Layer Responsibilities

Layer Module Responsibilities Representative Config
Vector server/retrieval/vector.py Dense search via pgvector vector_search.enabled, vector_search.top_k, embedding.*
Sparse server/retrieval/sparse.py FTS/BM25 over chunks sparse_search.enabled, sparse_search.top_k, indexing.bm25_*
Graph server/retrieval/graph.py Entity traversal, context expansion graph_search.enabled, graph_search.max_hops, graph_storage.*
Fusion server/retrieval/fusion.py Merge lists and scores fusion.method, fusion.rrf_k, fusion.*_weight
Reranker server/retrieval/rerank.py Cross-encoder scoring reranking.reranker_mode, reranking.*

Hot Path (Annotated)

from server.retrieval.fusion import TriBridFusion
from server.retrieval.rerank import Reranker

async def search(query: str, corpus_id: str, cfg):  # (1)
    fusion = TriBridFusion(cfg)
    fused = await fusion.search(corpus_id, query)   # (2)
    if cfg.reranking.reranker_mode != "none":
        rr = Reranker(cfg)
        fused = await rr.rerank(query, fused)       # (3)
    return fused                                   # (4)
BASE=http://localhost:8000
# (2) Fusion (vector+sparse+graph)
curl -sS -X POST "$BASE/search" \
  -H 'Content-Type: application/json' \
  -d '{
    "corpus_id": "tribrid",
    "query": "connection pool size",
    "top_k": 10
  }' | jq '.matches[0]'
import type { SearchRequest, SearchResponse } from "../web/src/types/generated";

export async function triSearch(req: SearchRequest): Promise<SearchResponse> {
  const resp = await fetch("/search", {
    method: "POST",
    headers: { "Content-Type": "application/json" },
    body: JSON.stringify(req),
  });
  return await resp.json(); // (4)
}
  1. Query and corpus identifier; use corpus_id (alias of legacy repo_id)
  2. Fusion runs vector/sparse/graph concurrently and merges results
  3. Optional reranking with cross-encoder based on config
  4. Returns unified SearchResponse with provenance and latency

Fusion Choices

Method Formula Strengths Notes
weighted w_v*sv + w_s*ss + w_g*sg Interpretable weight tuning Normalize scores if distributions differ
rrf sum 1/(k+rank_i) Robust across heterogeneous scales Tune rrf_k in fusion.rrf_k
flowchart TB
    Q["Query"] --> V["Vector Top-K"]
    Q --> S["Sparse Top-K"]
    Q --> G["Graph Top-K"]
    V --> FU["Fusion"]
    S --> FU
    G --> FU
    FU --> OUT["Top-N Results"]
Implementation Notes
  • All configurable fields (weights, top_k, thresholds) live in TriBridConfig.
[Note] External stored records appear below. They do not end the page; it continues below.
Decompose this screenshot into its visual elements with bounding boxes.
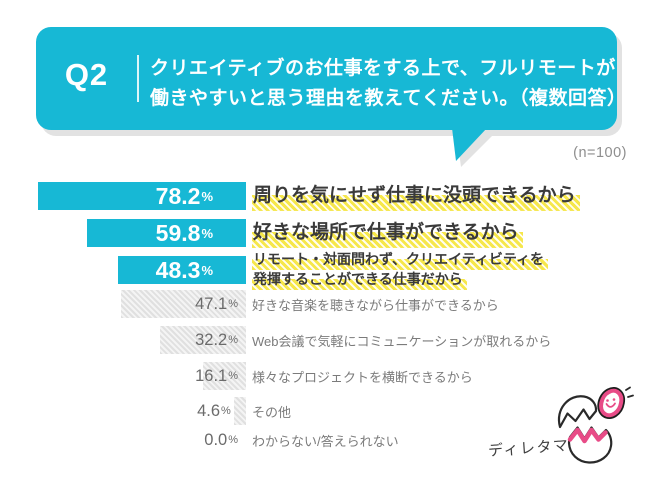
percent-sign: % — [221, 405, 231, 417]
bar-label: Web会議で気軽にコミュニケーションが取れるから — [252, 331, 551, 350]
highlighted-text: 好きな場所で仕事ができるから — [252, 218, 523, 248]
badge-divider — [137, 55, 139, 102]
bar-value: 59.8% — [156, 219, 213, 247]
bar-label: リモート・対面問わず、クリエイティビティを 発揮することができる仕事だから — [252, 250, 549, 290]
bar — [38, 182, 246, 210]
bar-label-line: 周りを気にせず仕事に没頭できるから — [252, 181, 580, 211]
bar-value-number: 48.3 — [155, 256, 201, 283]
bar-label: その他 — [252, 402, 291, 421]
bar-value: 32.2% — [195, 326, 238, 354]
question-number-badge: Q2 — [64, 57, 109, 92]
percent-sign: % — [201, 225, 213, 241]
bar-row: 59.8% 好きな場所で仕事ができるから — [38, 218, 523, 248]
bar-row: 48.3% リモート・対面問わず、クリエイティビティを 発揮することができる仕事だか… — [38, 250, 549, 290]
bar-label-line: 様々なプロジェクトを横断できるから — [252, 369, 473, 385]
percent-sign: % — [201, 262, 213, 278]
bar-value-number: 47.1 — [195, 294, 228, 313]
highlighted-text: 発揮することができる仕事だから — [252, 270, 467, 290]
question-text: クリエイティブのお仕事をする上で、フルリモートが 働きやすいと思う理由を教えてく… — [150, 54, 626, 114]
bar-value: 47.1% — [195, 290, 238, 318]
highlighted-text: リモート・対面問わず、クリエイティビティを — [252, 250, 549, 270]
bar-value: 16.1% — [195, 362, 238, 390]
highlighted-text: 周りを気にせず仕事に没頭できるから — [252, 181, 580, 211]
bar-track: 4.6% — [38, 397, 246, 425]
bar-label-line: Web会議で気軽にコミュニケーションが取れるから — [252, 333, 552, 349]
bar-row: 78.2% 周りを気にせず仕事に没頭できるから — [38, 181, 580, 211]
bar-label-line: わからない/答えられない — [252, 433, 399, 449]
bar-value-number: 16.1 — [195, 366, 228, 385]
bar-row: 47.1% 好きな音楽を聴きながら仕事ができるから — [38, 290, 499, 318]
bar-value-number: 32.2 — [195, 330, 228, 349]
bar-track: 78.2% — [38, 182, 246, 210]
bar-track: 16.1% — [38, 362, 246, 390]
bar-track: 32.2% — [38, 326, 246, 354]
bar-label-line: 好きな場所で仕事ができるから — [252, 218, 523, 248]
bar-label-line: 発揮することができる仕事だから — [252, 270, 548, 290]
bar — [120, 290, 246, 318]
bar-label: わからない/答えられない — [252, 431, 399, 450]
bar-row: 0.0% わからない/答えられない — [38, 426, 399, 454]
sample-size-label: (n=100) — [573, 145, 627, 161]
percent-sign: % — [228, 434, 238, 446]
bar — [117, 256, 246, 284]
bar — [86, 219, 246, 247]
bar-value-number: 4.6 — [197, 401, 221, 420]
bar-label-line: その他 — [252, 404, 292, 420]
bar-label-line: リモート・対面問わず、クリエイティビティを — [252, 250, 549, 270]
bar-track: 48.3% — [38, 256, 246, 284]
bar-row: 4.6% その他 — [38, 397, 291, 425]
bar-value: 78.2% — [156, 182, 213, 210]
percent-sign: % — [228, 298, 238, 310]
bar-value: 48.3% — [156, 256, 213, 284]
question-bubble: Q2 クリエイティブのお仕事をする上で、フルリモートが 働きやすいと思う理由を教… — [36, 27, 626, 130]
bar-value: 4.6% — [197, 397, 231, 425]
bar-value: 0.0% — [204, 426, 238, 454]
bar-label: 好きな場所で仕事ができるから — [252, 218, 523, 248]
bar-value-number: 59.8 — [155, 219, 201, 246]
question-line-1: クリエイティブのお仕事をする上で、フルリモートが — [150, 58, 616, 79]
percent-sign: % — [228, 334, 238, 346]
bar-value-number: 78.2 — [155, 182, 201, 209]
bar — [160, 326, 246, 354]
percent-sign: % — [201, 188, 213, 204]
cracked-egg-icon — [557, 386, 634, 464]
bar-track: 47.1% — [38, 290, 246, 318]
bar-label: 様々なプロジェクトを横断できるから — [252, 367, 473, 386]
bar — [203, 362, 246, 390]
bar-row: 32.2% Web会議で気軽にコミュニケーションが取れるから — [38, 326, 551, 354]
bar-track: 59.8% — [38, 219, 246, 247]
bar-label-line: 好きな音楽を聴きながら仕事ができるから — [252, 297, 499, 313]
bar-row: 16.1% 様々なプロジェクトを横断できるから — [38, 362, 473, 390]
question-line-2: 働きやすいと思う理由を教えてください。（複数回答） — [150, 88, 627, 109]
bar-label: 周りを気にせず仕事に没頭できるから — [252, 181, 580, 211]
bar-track: 0.0% — [38, 426, 246, 454]
bar — [233, 397, 246, 425]
bar-label: 好きな音楽を聴きながら仕事ができるから — [252, 295, 499, 314]
percent-sign: % — [228, 370, 238, 382]
bar-value-number: 0.0 — [204, 430, 228, 449]
bubble-tail — [452, 128, 492, 167]
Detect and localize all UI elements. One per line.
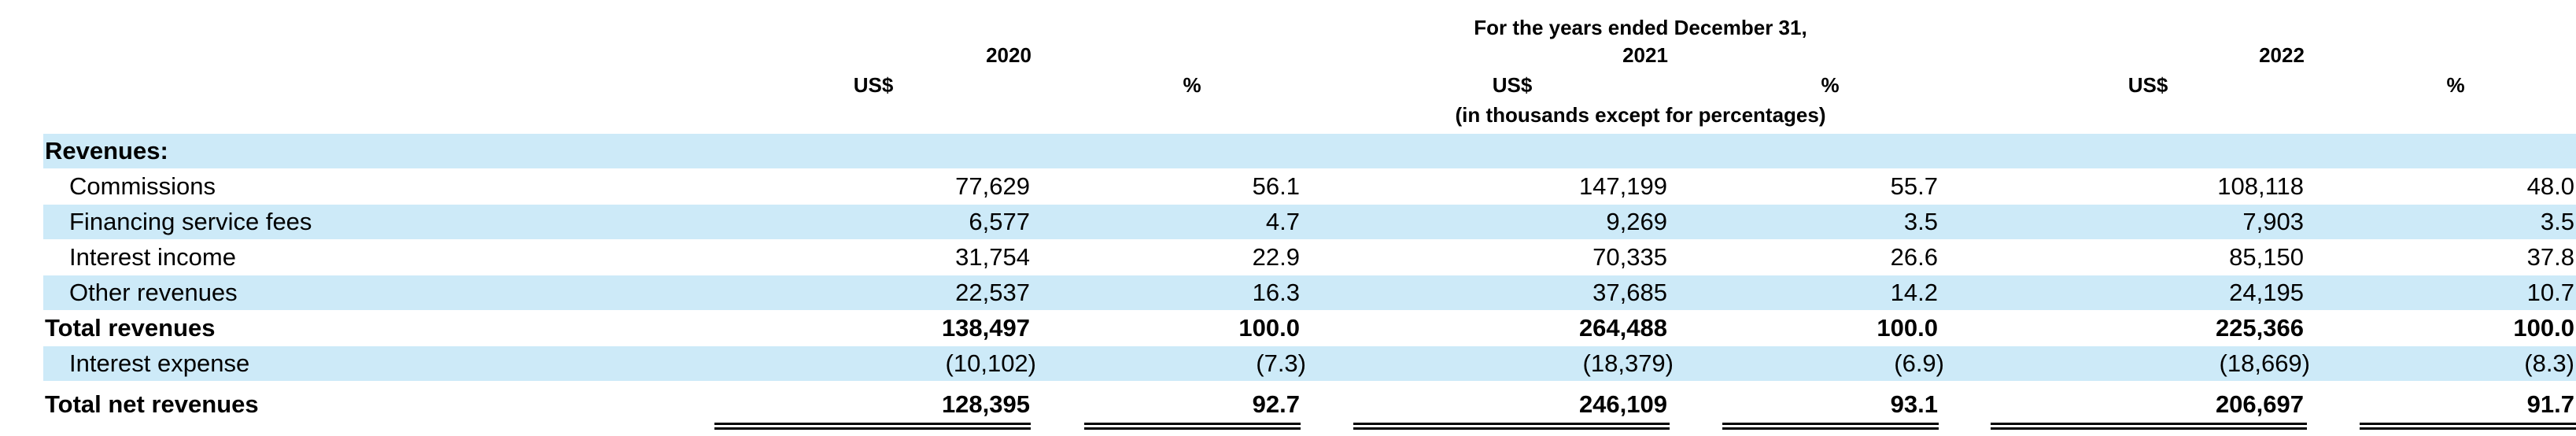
value-2020: 77,629 [955, 172, 1030, 200]
units-note: (in thousands except for percentages) [1455, 103, 1826, 127]
percent-2021: 26.6 [1890, 243, 1938, 271]
double-underline [2360, 423, 2576, 430]
percent-2020: 92.7 [1252, 390, 1300, 418]
double-underline [1084, 423, 1301, 430]
percent-header-2021: % [1821, 73, 1840, 97]
table-row: Other revenues 22,537 16.3 37,685 14.2 2… [0, 275, 2576, 310]
percent-2020: 56.1 [1252, 172, 1300, 200]
percent-2022: 3.5 [2540, 208, 2574, 235]
percent-header-2020: % [1183, 73, 1201, 97]
double-underline [1353, 423, 1670, 430]
percent-2021: 100.0 [1877, 314, 1938, 342]
double-underline [714, 423, 1031, 430]
table-row: Interest income 31,754 22.9 70,335 26.6 … [0, 240, 2576, 275]
percent-2022: 48.0 [2526, 172, 2574, 200]
total-row: Total revenues 138,497 100.0 264,488 100… [0, 311, 2576, 345]
table-row: Commissions 77,629 56.1 147,199 55.7 108… [0, 169, 2576, 204]
percent-2020: 16.3 [1252, 279, 1300, 306]
table-row: Interest expense (10,102) (7.3) (18,379)… [0, 346, 2576, 381]
double-underline [1991, 423, 2307, 430]
year-2022-header: 2022 [2259, 43, 2305, 67]
value-2021: 37,685 [1592, 279, 1667, 306]
year-2021-header: 2021 [1622, 43, 1668, 67]
percent-2022: 91.7 [2526, 390, 2574, 418]
section-label: Revenues: [45, 137, 168, 164]
percent-2022: 100.0 [2513, 314, 2574, 342]
value-2020: 22,537 [955, 279, 1030, 306]
row-label: Interest income [69, 243, 236, 271]
year-2020-header: 2020 [986, 43, 1032, 67]
currency-header-2021: US$ [1492, 73, 1533, 97]
row-label: Total net revenues [45, 390, 259, 418]
percent-2021: 93.1 [1890, 390, 1938, 418]
period-title: For the years ended December 31, [1474, 16, 1807, 39]
value-2022: 206,697 [2215, 390, 2304, 418]
value-2020: (10,102) [945, 349, 1036, 377]
currency-header-2020: US$ [853, 73, 894, 97]
value-2021: (18,379) [1582, 349, 1674, 377]
percent-2022: (8.3) [2524, 349, 2574, 377]
value-2021: 264,488 [1578, 314, 1667, 342]
percent-header-2022: % [2446, 73, 2465, 97]
section-row: Revenues: [0, 134, 2576, 168]
value-2022: 225,366 [2215, 314, 2304, 342]
percent-2021: 3.5 [1903, 208, 1938, 235]
value-2020: 31,754 [955, 243, 1030, 271]
value-2021: 70,335 [1592, 243, 1667, 271]
percent-2020: (7.3) [1256, 349, 1306, 377]
row-label: Other revenues [69, 279, 238, 306]
value-2021: 9,269 [1606, 208, 1667, 235]
table-row: Financing service fees 6,577 4.7 9,269 3… [0, 205, 2576, 239]
double-underline [1722, 423, 1939, 430]
row-label: Financing service fees [69, 208, 312, 235]
total-row: Total net revenues 128,395 92.7 246,109 … [0, 387, 2576, 422]
value-2020: 6,577 [969, 208, 1030, 235]
value-2021: 246,109 [1578, 390, 1667, 418]
row-label: Interest expense [69, 349, 250, 377]
value-2022: 108,118 [2217, 172, 2304, 200]
percent-2022: 37.8 [2526, 243, 2574, 271]
row-band [43, 205, 2576, 239]
value-2021: 147,199 [1578, 172, 1667, 200]
percent-2020: 22.9 [1252, 243, 1300, 271]
row-band [43, 275, 2576, 310]
percent-2022: 10.7 [2526, 279, 2574, 306]
row-band [43, 346, 2576, 381]
value-2022: (18,669) [2219, 349, 2310, 377]
percent-2021: 14.2 [1890, 279, 1938, 306]
value-2022: 7,903 [2242, 208, 2304, 235]
currency-header-2022: US$ [2128, 73, 2168, 97]
percent-2021: 55.7 [1890, 172, 1938, 200]
row-band [43, 134, 2576, 168]
percent-2020: 100.0 [1238, 314, 1300, 342]
row-label: Commissions [69, 172, 216, 200]
value-2020: 138,497 [941, 314, 1030, 342]
value-2022: 85,150 [2229, 243, 2304, 271]
value-2020: 128,395 [941, 390, 1030, 418]
row-label: Total revenues [45, 314, 216, 342]
value-2022: 24,195 [2229, 279, 2304, 306]
percent-2020: 4.7 [1265, 208, 1300, 235]
percent-2021: (6.9) [1894, 349, 1944, 377]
Frontend sliders and toggles must map 1:1 to these fields via generated.ts.
  • DB clients: server/db/postgres.py (pgvector + FTS) and server/db/neo4j.py (graph). Keep pools separate to avoid head-of-line blocking.

Do Not Hand-Write Types

All API types must be imported from web/src/types/generated.ts. Regenerate with uv run scripts/generate_types.py whenever Pydantic models change.